Of course, in reality both major parties in both our nations are merely two arms of the "business party". So defining yourself as "left" or "right" is meaningless and counter-productive.
Furthermore, parties have to have "leaders", and leaders focus attention onto one individual, and away from the party. This is a bad thing, as it gets the people looking at one man with limited power, when they should be looking at a party
with a great deal of power. So we have a "culture of individuals" in politics, which merely functions as a distraction from the truth.
By totally abolishing party affiliations, individual local representatives would no longer be forced to go along with the will of their party, but would instead go along with the will of their people
. A fully independent system of representation might well be more expensive and time-consuming to run than a major-party system, but expense is hardly an issue when you're striving for such an important thing: democracy.

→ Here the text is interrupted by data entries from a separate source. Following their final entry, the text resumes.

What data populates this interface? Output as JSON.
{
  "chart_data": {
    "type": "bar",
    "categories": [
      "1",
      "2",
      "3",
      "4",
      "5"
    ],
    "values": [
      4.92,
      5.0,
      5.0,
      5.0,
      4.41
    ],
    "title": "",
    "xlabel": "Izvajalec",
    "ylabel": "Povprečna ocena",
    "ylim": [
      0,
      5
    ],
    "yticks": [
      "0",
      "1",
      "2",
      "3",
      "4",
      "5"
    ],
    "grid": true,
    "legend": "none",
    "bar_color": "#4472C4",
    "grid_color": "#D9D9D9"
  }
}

So any one of these changes would move us closer to democracy. All of these changes at once would result in quite a democratic system, with people involved with their politicians at a local level, with politicians elected in a more fair and balanced way, with politicians performing the will of their constituents and ONLY the will of their constituents, with the will of each district combining to form the will of the nation, and would result in a nation which really WOULD have a moral right to lecture the rest of the world on freedom and democracy. We currently have no such right.
Could we make it work? We'd have to try to find out. But our current system doesn't "work", unless you happen to be one of the financial elite. Which, judging by the fact that we're all on the internet... we probably are. However, the fact that I do pretty well out of a corrupt system doesn't mean I want it to continue. I have morals, after all.